Mike Holden
Director of Policy and Economics, Calgary, Canadian Manufacturers & Exporters

It’s no secret that the Alberta economy runs on oil and gas. Overshadowed by the billions of dollars of investment pouring into the energy sector, Alberta has quietly become a manufacturing leader in Canada. With $74 billion in sales last year, Alberta is the third-largest manufacturing province in the country and produces more than the other three western provinces combined. 

These sales translate into a significant economic benefit. Manufacturers directly employ 140,000 Albertans and pay $8.6 billion in wages and salaries. Outside of crude oil and natural gas, they account for 78 percent of provincial exports. The spinoff benefits are even greater. 

On top of all that, manufacturing in Alberta is growing stronger even as other parts of Canada struggle. Over the past decade, manufacturing sales in Alberta have risen by 54 percent compared to just five percent nationwide. Leading the way are refined petroleum shipments, which have grown by 142 percent. At the same time, machinery production is up 12 percent, and fabricated metal output has nearly doubled. 

Part of the bigger picture

“Over the past decade manufacturing sales in Alberta have risen by 54 percent compared to five percent nationwide.”

Not surprisingly, manufacturing in Alberta is closely tied to our resource base. Alberta manufacturers add value to our natural resources or provide materials and other inputs to support resource producers. On the downstream side, companies like Imperial Oil refine petroleum, while Nova Chemicals and others manufacture polyethylene. On the upstream side, a host of businesses, large and small, produce steel pipe, machinery, modules, and a wide range of highly advanced equipment and tools. 

Of course, not all Alberta-based manufacturers work in oil and gas. The province is home to innovative manufacturers like DIRTT and All-Weather Windows, which have developed a significant niche in environmentally-sustainable building products.

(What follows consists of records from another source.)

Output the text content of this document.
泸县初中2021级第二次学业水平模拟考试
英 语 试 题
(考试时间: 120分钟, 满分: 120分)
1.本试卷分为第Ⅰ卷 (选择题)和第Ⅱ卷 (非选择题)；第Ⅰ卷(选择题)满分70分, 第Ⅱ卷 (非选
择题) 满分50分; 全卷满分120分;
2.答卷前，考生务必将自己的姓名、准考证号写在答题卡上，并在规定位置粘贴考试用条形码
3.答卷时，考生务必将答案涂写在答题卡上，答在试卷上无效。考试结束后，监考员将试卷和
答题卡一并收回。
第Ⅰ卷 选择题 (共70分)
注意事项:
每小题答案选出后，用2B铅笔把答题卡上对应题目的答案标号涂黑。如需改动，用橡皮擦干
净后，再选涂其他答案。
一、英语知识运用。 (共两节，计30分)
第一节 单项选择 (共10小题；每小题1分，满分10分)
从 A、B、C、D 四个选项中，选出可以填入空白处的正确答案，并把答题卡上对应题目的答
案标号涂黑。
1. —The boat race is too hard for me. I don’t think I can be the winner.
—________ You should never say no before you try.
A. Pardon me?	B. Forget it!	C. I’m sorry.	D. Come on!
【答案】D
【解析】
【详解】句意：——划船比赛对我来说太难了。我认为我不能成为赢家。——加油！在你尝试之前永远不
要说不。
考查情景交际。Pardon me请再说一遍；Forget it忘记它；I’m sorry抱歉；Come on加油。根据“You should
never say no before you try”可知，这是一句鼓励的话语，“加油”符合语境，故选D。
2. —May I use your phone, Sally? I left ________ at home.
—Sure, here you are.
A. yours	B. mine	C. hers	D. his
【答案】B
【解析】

Unlocking Alberta’s potential

The opportunities for Alberta manufacturers are enormous. Canadian Manufacturers & Exporters estimated that there could be as much as $1.8 trillion in investment coming in the oil sands alone between now and 2030. That’s a staggering number. It amounts to $26 million for every Albertan every year over that period. Unfortunately, locally-based producers capture only about 14 percent of the total manufacturing sales generated by energy extraction today. Increasing that market share would have a dramatic, positive effect on the provincial economy.  

However, this is easier said than done. Alberta manufacturers face significant challenges that limit their growth potential.  Some local companies are turning down contracts because they cannot find the workers needed to do the job. Others are looking to invest more outside Alberta because of our high labour and other input costs.  Infrastructure, access to government procurement markets, unfair foreign competition, overly burdensome regulations, and the need to improve productivity and innovation are all factors that need to be addressed for Alberta to realize its full potential as a manufacturing centre. 

Seizing opportunity

The good news is that positioning Alberta manufacturers to seize these opportunities is a far more attractive challenge than trying to create the opportunities from scratch. Canadian Manufacturers & Exporters has set a goal to double Alberta’s manufacturing output and exports by 2020. This goal will not be easy to achieve, but we are committed to working with our members, governments and other supporting networks to make it happen.  Success will unlock even more of Alberta’s economic potential.